The Kabras, or Kabarasi, or Ava/Aba-Kabarasi (in plural) are a subtribe of the Luhya people of Kenya. They reside majorly in Malava Sub-County in Kakamega County, large groups of the Kabras people can also be found living in Lugari,Likuyani and Lurambi constituencies Within Kakamega County. A number of Kabras people have also immigrated to Turbo Constituency in Uasin Gishu County . They are neighboured by the Isukha, Banyala, Tsotso, and the Tachoni. The exact origin of the Luhya people is currently disputed, but there are historians who believe that the group came from West-Central Africa and migrated to their present-day location by way of the so-called Great Bantu Migration.

The Kabras dialect called Lukabaras/ Olu-Kabarasi is almost similar to Tachoni. However, the Kabras have spread to other regions as a result of intermarriages and movements to seek greener pastures in formal employment. These people are described as adaptable, easily absorbing other cultural values and beliefs. This can be demonstrated in the way many Kabras practice the Christian and Muslim faiths. Notable cultural practices include circumcision ceremonies and bride-price required for marriage.

==History==
Kabrasi clans were named after the heads of the families. They include Abanzasi (Bakamulamba) Abasira, Avatali, Abawande, Abamutama, Basonje, Abashibika, Abakhusia, Bamachina, Abashu, Abamutsembi, Abasumira, Baluu, Batobo, Bachetsi, and Bamakangala. Along with 17 other Luhya subtribes, the Kabras constitute 14 percent of the Kenyan population, making the ethnic group the second largest in the country, next to the Kikuyu.
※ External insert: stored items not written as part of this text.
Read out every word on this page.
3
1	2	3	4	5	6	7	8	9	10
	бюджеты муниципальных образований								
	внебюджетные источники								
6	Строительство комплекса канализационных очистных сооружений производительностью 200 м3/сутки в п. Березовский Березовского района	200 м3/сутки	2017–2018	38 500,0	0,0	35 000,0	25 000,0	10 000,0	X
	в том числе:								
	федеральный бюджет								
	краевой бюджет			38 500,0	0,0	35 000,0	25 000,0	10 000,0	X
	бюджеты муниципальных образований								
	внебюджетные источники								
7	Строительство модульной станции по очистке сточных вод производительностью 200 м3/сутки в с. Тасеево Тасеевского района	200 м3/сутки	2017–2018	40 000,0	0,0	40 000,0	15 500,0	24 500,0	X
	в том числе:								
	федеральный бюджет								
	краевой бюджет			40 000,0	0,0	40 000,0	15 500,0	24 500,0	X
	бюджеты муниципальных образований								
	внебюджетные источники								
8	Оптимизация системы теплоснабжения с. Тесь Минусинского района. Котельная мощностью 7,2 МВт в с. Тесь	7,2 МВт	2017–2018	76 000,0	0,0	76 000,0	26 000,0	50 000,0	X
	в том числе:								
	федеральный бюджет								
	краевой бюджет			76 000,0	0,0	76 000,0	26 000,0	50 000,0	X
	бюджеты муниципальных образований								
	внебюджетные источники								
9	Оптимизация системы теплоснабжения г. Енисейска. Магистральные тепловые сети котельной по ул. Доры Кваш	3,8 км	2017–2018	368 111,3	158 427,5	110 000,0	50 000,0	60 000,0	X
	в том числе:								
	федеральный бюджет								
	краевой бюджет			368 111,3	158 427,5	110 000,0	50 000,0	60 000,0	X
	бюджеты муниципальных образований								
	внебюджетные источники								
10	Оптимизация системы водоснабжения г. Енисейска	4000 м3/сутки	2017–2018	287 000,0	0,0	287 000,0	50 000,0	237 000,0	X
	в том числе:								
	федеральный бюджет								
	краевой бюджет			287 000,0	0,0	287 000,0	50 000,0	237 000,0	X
Before the colonial era, the Kabaras were under the rulership of Nabongo Mumia, the king of the Wanga. They were represented by an elder in his Council of Elders. The last known elder in the king's council was Soita Libukana Samaramarami. The Kabaras are said to have originally been Banyala.

When Quaker missionaries came to Kenya in the early part of the twentieth century, they spread out to Kabaras from Kaimosi in Tiriki. During the British colonization, the Kabras - along with the Wanga tribe - collaborated with the colonialists. These tribes, especially the Bukusu, which waged strong resistance to the invaders, avoided the fate of most of the Luhya people, who lost their fertile lands to the British colonial rule.

== Politics ==
In politics, one of the famous Kabras politician is Dr. Noah Mahalang'ang'a Wekesa, the former Kwanza MP and who also served as Wildlife and Forestry minister under President Mwai Kibaki. Another notable Kabras politician was the late Soita Shitanda, who represented Malava Constituency in parliament and served as a Housing Minister in President Mwai Kibaki's cabinet. He was instrumental in the revival of the sugarcane industry in Western Kenya, spearheading the establishment of West Kenya Sugar factory in Malava. Other notable Kabras include Popular Radio Presenter Kigogo Francis Luchivya, TV Presenter Tonnny kwalanda , former basketball Star Angela Luchivya , Advocate Amos Shihundu, Former Chief Justice, the Late Zacchaeus Chesoni, who hailed from the Kabras sub tribe Bamachina clan close to Chimoi area near Webuye. Others are Omurembe Iyadi, former director of Agricultural Finance Cooperation (AFC) and the late Peter Jonah Mmula of the ministry of lands and settlement (during Mzee Jomo Kenyatta's presidency) who was a close ally and key player in the late Masinde Muliro's political and business prowess. Dr. Noah Wekesa and the late Peter Mmula are first cousins, their mothers being sisters.

== Economic activities ==
Kabras people are farmers, practicing livestock rearing and crop farming. The main cash crop is sugarcane, which is harvested and taken to West Kenya Sugar Company, Butali Sugar as well as Mumias Sugar Company. With the decreasing demand for sugarcane due to shutting down of local companies, the Kabras have resorted to other crop farming and livestock rearing.